Литмир - Электронная Библиотека

Увидев, что Катя изо всех сил старается наверстать пропущенное за время болезни, Зубенко принялась занижать ей оценки по своему предмету, но этого ей показалось мало, она и других учителей просила это делать. Катя пожаловалась маме: мол, хорошо отвечала, а все равно тройка, и что только Надежда Степановна, учительница русского языка и литературы, не занижает ей оценки.

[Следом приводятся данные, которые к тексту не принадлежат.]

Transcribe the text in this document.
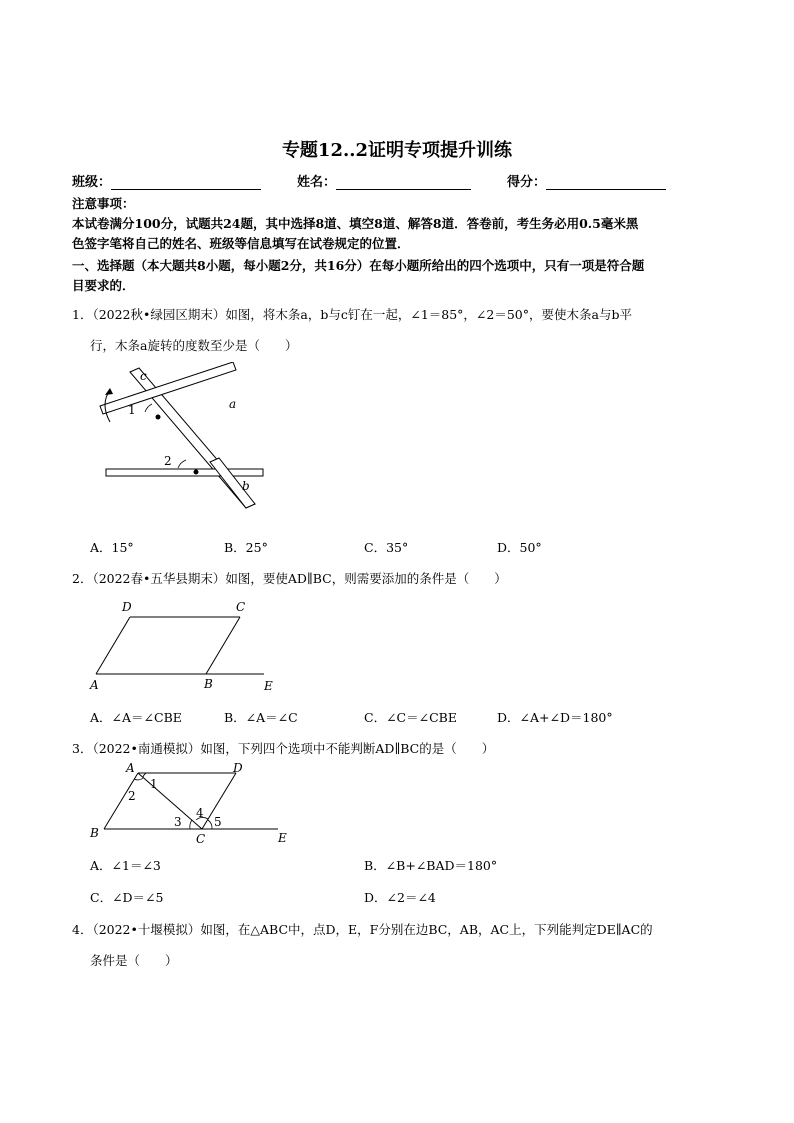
专题12..2证明专项提升训练
班级：	姓名：	得分：
注意事项：
本试卷满分100分，试题共24题，其中选择8道、填空8道、解答8道．答卷前，考生务必用0.5毫米黑
色签字笔将自己的姓名、班级等信息填写在试卷规定的位置．
一、选择题（本大题共8小题，每小题2分，共16分）在每小题所给出的四个选项中，只有一项是符合题
目要求的．
1．（2022秋•绿园区期末）如图，将木条a，b与c钉在一起，∠1＝85°，∠2＝50°，要使木条a与b平
行，木条a旋转的度数至少是（　　）
c
a
b
1
2
A．15°	B．25°	C．35°	D．50°
2．（2022春•五华县期末）如图，要使AD∥BC，则需要添加的条件是（　　）
D	C
A	B	E
A．∠A＝∠CBE	B．∠A＝∠C	C．∠C＝∠CBE	D．∠A+∠D＝180°
3．（2022•南通模拟）如图，下列四个选项中不能判断AD∥BC的是（　　）
A	D
1
2
4
3	5
B	C	E
A．∠1＝∠3	B．∠B+∠BAD＝180°
C．∠D＝∠5	D．∠2＝∠4
4．（2022•十堰模拟）如图，在△ABC中，点D，E，F分别在边BC，AB，AC上，下列能判定DE∥AC的
条件是（　　）
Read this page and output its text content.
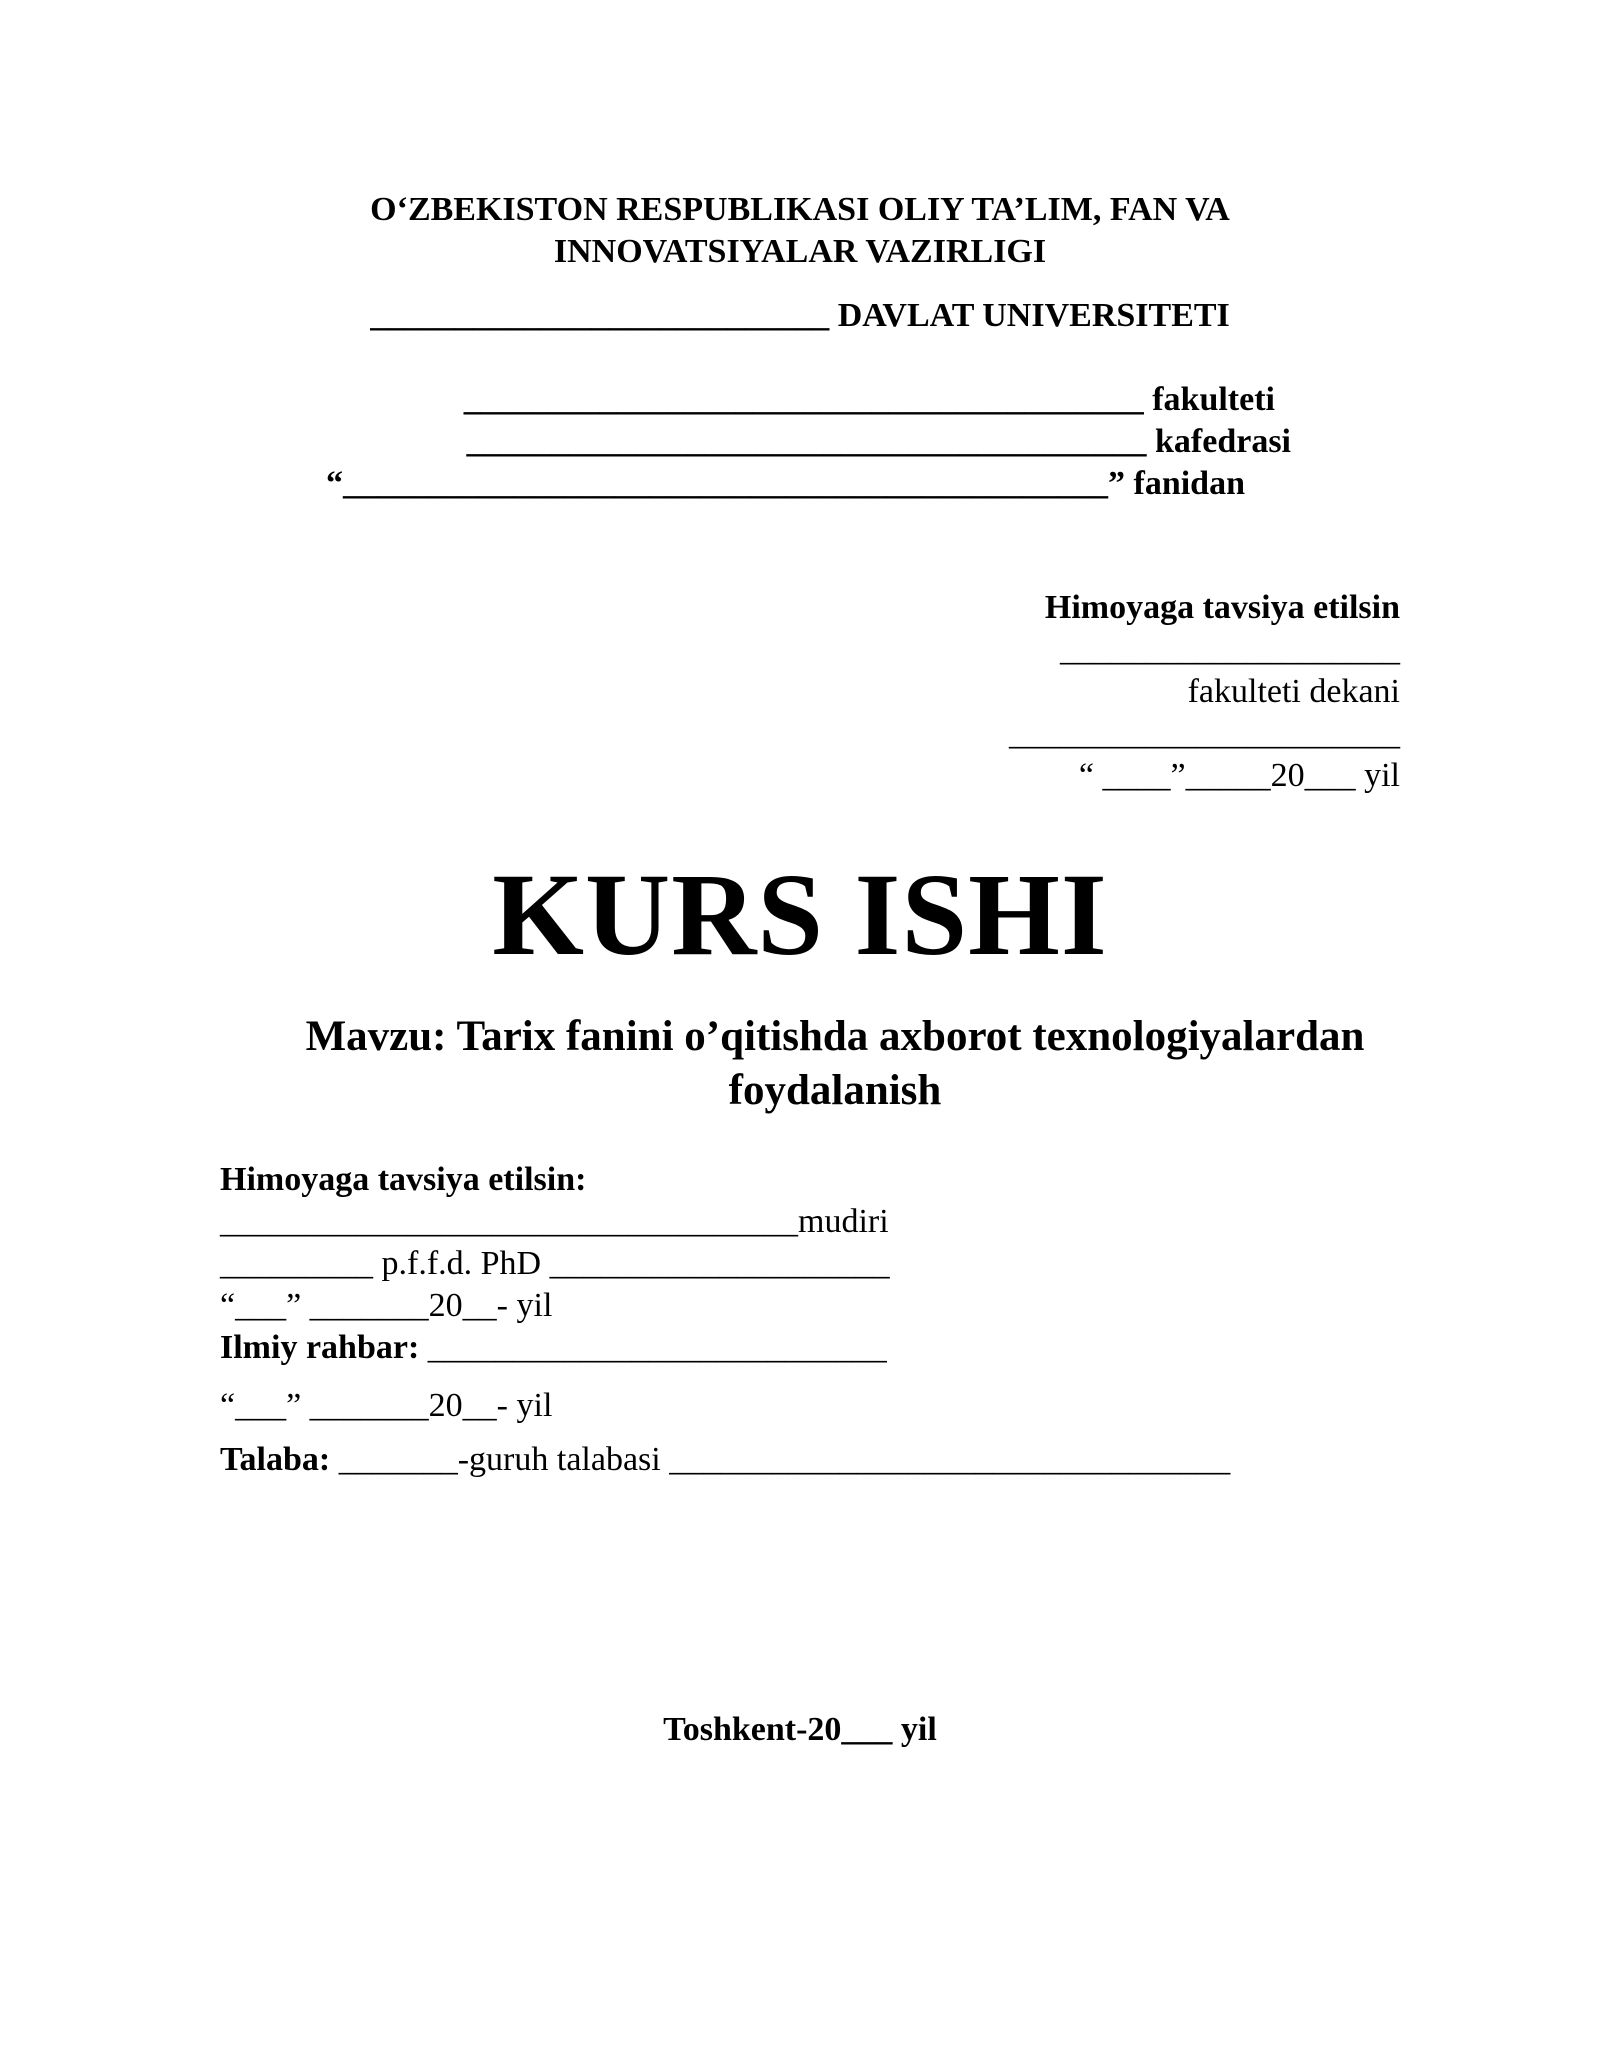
O‘ZBEKISTON RESPUBLIKASI OLIY TA’LIM, FAN VA
INNOVATSIYALAR VAZIRLIGI
___________________________ DAVLAT UNIVERSITETI
________________________________________ fakulteti
________________________________________ kafedrasi
“_____________________________________________” fanidan
Himoyaga tavsiya etilsin
____________________
fakulteti dekani
_______________________
“ ____”_____20___ yil
KURS ISHI
Mavzu: Tarix fanini o’qitishda axborot texnologiyalardan foydalanish
Himoyaga tavsiya etilsin:
__________________________________mudiri
_________ p.f.f.d. PhD ____________________
“___” _______20__- yil
Ilmiy rahbar: ___________________________
“___” _______20__- yil
Talaba: _______-guruh talabasi _________________________________
Toshkent-20___ yil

– Никто тебе ничего не занижает, учить надо лучше! – буркнула мама и пошла цветы поливать.

Папе Катя не стала об этом рассказывать, пожалела – ему и так паршиво. После того как ему диагноз поставили – эпилепсия, он совсем сник, похудел… Она занималась до поздней ночи, повторяла уроки за завтраком, но по английскому, истории, математике, а вскоре и по другим предметам, кроме русской литературы и биологии, успеваемость ее твердо катилась вниз. Начались придирки к прическе – мол, «фост» носить нельзя, надо косу заплетать. К длине юбки – слишком короткая, а она была в самый раз, длиннее, чем у Матильды. В спортивной раздевалке девочки увидели, что один палец на Катиной ноге кривой – таким он был с рождения, и стали дразнить криволапой. Зубенко молчала и ухмылялась, ухмылялась и ее дочка, и тут, как на беду, в класс пришел новенький, Игорь, и дочка Зубенко по уши в него влюбилась. А Игорь влюбился в Катю, каждое утро ждал ее возле школьных ворот, после уроков провожал домой – в общем, все видели, что происходит. Приближался День вооруженных сил, надо было подарки готовить, и Катя спросила у папы:

– Как ты считаешь, что можно подарить Игорю?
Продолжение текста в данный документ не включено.